Jacobin Magazine: The Resentful and the Damned

In towns where only five years ago Salvini’s party defined the locals as terroni, a racialized term of abuse against Southerners considered akin to “Albanians” or “Moroccans,” it is now combining a new reactionary common sense with an older conservative base. Having risen from zero to high single figures in Southern regions at the general election seven months ago, the Lega is now polling 22 percent in the bottom half of Italy that stretches from Abruzzo to Sicily. Yet this is no uniform picture: the Lega vote remains wealthier and older than the general population; in the South, it is winning more support off other right-wing parties than from the Five Star Movement, an eclectic force which enjoys particularly strong backing among white-collar workers and the unemployed.[...]

Such rhetoric is today echoed by the hard-right Interior Minister’s coalition partner; after Lucano’s arrest, and the announcement that funding for migrant reception would be cut off, Salvini’s undersecretary Carlo Sibilia (Five Star) wrote a blog entitled “Riace was no model: time’s up for the immigration business.” If a handful of Five Star figures not in government (such as parliamentary speaker Roberto Fico) do defend immigrants, this direct combination of anti-corruption and anti-immigration politics has always been a potent ingredient in the movement’s brew.[...]

Despite occasional accusations of vote-buying made during the election campaign, notably in Naples’s Scampia district, it would be a vast exaggeration to suggest that the Lega’s base in the far south is dependent on organized crime. It has, instead, succeeded in cohering behind itself more legitimate networks of power, as well as parts of the activist base of right-wing and far-right parties of older vintage. [...]

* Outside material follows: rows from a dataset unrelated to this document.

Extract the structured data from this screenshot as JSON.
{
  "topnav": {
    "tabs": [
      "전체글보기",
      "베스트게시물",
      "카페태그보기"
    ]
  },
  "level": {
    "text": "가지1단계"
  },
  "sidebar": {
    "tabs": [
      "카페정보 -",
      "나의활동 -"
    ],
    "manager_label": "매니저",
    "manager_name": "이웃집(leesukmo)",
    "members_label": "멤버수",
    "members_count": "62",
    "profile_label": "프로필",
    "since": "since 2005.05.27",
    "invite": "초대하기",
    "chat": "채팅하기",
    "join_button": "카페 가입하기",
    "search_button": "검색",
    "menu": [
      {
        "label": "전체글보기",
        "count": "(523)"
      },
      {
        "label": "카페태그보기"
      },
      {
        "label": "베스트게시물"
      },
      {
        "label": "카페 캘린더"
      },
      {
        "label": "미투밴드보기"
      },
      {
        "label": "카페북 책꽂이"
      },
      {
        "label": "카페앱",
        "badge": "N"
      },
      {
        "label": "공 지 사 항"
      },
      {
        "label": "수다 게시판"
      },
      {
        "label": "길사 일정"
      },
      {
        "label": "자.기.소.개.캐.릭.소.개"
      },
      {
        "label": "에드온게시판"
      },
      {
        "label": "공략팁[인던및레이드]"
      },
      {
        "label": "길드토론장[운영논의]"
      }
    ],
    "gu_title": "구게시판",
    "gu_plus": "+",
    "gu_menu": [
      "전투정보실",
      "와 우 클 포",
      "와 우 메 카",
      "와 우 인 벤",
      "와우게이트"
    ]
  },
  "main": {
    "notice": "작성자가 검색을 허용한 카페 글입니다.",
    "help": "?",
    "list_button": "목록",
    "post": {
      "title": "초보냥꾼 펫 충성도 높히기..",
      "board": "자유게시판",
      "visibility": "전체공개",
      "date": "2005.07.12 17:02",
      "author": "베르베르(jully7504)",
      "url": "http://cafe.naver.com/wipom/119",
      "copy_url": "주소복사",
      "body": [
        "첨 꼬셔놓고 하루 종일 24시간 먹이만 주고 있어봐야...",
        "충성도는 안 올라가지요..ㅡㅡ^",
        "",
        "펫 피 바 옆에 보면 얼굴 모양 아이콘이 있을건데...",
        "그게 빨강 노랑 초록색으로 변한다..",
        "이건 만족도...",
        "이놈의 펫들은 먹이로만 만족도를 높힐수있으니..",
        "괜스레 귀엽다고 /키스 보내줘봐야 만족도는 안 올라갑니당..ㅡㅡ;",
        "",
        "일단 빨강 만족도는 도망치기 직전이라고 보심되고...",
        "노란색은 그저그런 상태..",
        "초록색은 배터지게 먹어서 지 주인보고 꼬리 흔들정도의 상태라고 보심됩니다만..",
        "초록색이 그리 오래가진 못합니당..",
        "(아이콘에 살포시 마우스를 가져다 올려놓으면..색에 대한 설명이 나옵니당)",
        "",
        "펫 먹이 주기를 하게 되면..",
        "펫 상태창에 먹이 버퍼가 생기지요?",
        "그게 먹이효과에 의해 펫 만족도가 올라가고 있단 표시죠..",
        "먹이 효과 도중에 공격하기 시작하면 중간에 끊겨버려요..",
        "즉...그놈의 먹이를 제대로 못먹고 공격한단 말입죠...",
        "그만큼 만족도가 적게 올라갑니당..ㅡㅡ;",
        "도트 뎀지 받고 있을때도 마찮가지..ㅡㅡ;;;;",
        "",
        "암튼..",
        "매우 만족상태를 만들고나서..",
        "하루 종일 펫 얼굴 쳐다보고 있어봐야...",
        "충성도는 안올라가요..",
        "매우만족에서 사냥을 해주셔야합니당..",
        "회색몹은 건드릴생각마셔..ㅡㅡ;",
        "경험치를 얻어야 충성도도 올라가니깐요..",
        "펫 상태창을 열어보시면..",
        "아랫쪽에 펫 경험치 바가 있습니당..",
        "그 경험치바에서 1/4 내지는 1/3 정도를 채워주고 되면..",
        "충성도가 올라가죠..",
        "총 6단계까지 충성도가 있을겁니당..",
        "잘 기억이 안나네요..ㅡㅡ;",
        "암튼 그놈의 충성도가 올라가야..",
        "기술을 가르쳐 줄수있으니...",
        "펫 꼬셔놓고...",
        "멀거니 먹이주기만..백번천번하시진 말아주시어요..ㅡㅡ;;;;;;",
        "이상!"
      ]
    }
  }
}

Anti-racist voices are beleaguered, as are all those that seek to unite workers on the basis of their economic interests rather than promote the war between the poor. The glue of the Lega’s support, across class divides, is weaponized resentment; those whose social status is in decline, or challenged, are mobilized behind a nakedly reactionary agenda in order to blame those who stand even lower. Rather like the Northern, and then Southern Italian immigrants who gradually became an accepted part of US society, the latest-comers in the Lega’s own ranks can be among the most aggressive in policing the boundaries of race, identity, and “who belongs.”